The San Sebastian Film Festival has come out to defend the process of handing Johnny Depp a lifetime achievement award last week

By Doug Norrie | Published

This article is more than 2 years old

johnny depp

Johnny Depp has been persona non grata in Hollywood circles for over a year now following the highly-publicized and very embarrassing fallout from his divorce from Amber Heard. Stemming from a civil trial involving the actor, he has been removed from a number of different projects. But then, last week, Johnny Depp was given an honorary award by the San Sebastian Film Festival. The latter caught quite a bit of flak for who they chose. Well, according to Deadline, the Film Festival has pushed back and are defending their decision to honor Depp in the way they see fit. 

Johnny Depp was given the Donostia Award by the San Sebastian Film Festival.

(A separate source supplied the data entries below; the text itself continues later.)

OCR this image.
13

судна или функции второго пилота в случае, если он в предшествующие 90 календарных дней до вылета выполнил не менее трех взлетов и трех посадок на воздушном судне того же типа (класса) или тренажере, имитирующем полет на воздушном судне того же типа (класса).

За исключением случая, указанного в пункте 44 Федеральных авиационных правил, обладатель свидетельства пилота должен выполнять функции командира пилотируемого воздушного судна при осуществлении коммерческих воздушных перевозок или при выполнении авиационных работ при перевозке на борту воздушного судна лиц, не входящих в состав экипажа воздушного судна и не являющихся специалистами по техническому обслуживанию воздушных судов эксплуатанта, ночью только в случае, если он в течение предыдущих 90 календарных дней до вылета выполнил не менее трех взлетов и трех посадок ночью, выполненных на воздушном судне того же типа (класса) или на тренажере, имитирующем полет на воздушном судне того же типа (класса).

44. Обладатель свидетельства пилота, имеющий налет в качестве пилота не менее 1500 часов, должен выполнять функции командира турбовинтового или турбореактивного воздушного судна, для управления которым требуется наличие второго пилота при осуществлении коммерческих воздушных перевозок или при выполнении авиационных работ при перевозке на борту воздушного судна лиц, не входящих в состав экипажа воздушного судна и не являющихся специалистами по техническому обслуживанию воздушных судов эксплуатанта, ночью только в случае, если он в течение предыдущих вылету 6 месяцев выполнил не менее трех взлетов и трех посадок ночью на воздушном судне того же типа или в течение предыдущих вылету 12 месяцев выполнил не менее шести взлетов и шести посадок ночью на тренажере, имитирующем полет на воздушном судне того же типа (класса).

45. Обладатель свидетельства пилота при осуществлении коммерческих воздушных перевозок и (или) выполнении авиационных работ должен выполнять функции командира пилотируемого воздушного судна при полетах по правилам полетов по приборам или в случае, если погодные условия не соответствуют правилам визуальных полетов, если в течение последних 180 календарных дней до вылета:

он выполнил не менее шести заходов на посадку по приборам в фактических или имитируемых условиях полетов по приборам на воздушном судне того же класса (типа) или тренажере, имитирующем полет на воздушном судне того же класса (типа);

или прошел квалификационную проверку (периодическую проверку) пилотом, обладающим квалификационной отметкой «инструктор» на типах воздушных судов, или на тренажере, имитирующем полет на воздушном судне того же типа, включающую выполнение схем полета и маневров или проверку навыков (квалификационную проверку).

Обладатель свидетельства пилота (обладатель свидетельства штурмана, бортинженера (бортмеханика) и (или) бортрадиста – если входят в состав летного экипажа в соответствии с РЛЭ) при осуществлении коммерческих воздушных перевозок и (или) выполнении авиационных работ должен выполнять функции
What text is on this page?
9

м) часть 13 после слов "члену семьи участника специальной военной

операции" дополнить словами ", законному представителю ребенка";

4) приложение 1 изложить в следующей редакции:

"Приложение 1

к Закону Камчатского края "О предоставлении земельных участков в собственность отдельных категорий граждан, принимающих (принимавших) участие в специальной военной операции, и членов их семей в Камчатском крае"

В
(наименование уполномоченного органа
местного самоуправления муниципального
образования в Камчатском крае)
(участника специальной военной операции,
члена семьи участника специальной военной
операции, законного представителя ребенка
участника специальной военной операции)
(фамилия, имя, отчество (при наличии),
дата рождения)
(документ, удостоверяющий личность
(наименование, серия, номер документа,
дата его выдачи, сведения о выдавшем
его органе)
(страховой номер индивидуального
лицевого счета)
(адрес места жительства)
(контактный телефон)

It is an honorary award, one of their highest, and marks recognition for lifetime achievement on the big screen. At the time, the festival didn’t give much insight into the curiously-timed award seeing as how Depp didn’t have a movie being featured there. But there were more than a few folks who scratched their heads, or worse, at the idea of Depp receiving this award now, on the heels of a controversial year for the actor.

So in response, the director of San Sebastian, Luis Rebordinos didn’t mix words about why they decided to give Johnny Depp this honor. He issued a statement on the award and Depp with the beginning part of it focused on the Festival’s commitment to upholding certain social standards and being opposed to violence against women. He then discussed the criteria for the award and the work of the festival to create a safe space for all of those involved. In the end, he said, “According to the proven data which we have to hand, Johnny Depp has not been arrested, charged nor convicted of any form of assault or violence against any woman. We repeat: he has not been charged by any authority in any jurisdiction, nor convicted of any form of violence against women.”

Johnny Depp

Now, whether the Festival and other entities are in agreement about this remains to be seen. Judging by the last year or so for Johnny Depp, San Sebastian is in the minority here at least in terms of public perception. But on a legal level, what he said is correct. Depp has not been convicted of any crime in any court. He is a free man, though in Hollywood circles isn’t getting anything in the way of work. 

Much of this issue around Johnny Depp stems from last summer’s civil case involving the British tabloid, The Sun. Depp sued them for libel after the publication called him a “wife-beater” in his relationship with Amber Heard. To argue their case, The Sun saw fit to bring evidence backing up their claim and a number of disturbing revelations were put out in public. Depp didn’t win, The Sun stood their ground and the fallout for the actor was intense. 

Johnny Depp almost instantly lost roles in Fantastic Beasts and Where to Find Them as well as a cameo in a Pirates of the Caribbean reboot. Plus, his other movie, Minamata has been effectively buried by the studio.  So while San Sebastian is honoring Depp with an achievement award, and technically is correct in their view of his issues, they seem to be the only one these days. It is unclear when or if Johnny Depp ever returns to the studio’s graces, but it doesn’t look like it is coming anytime soon.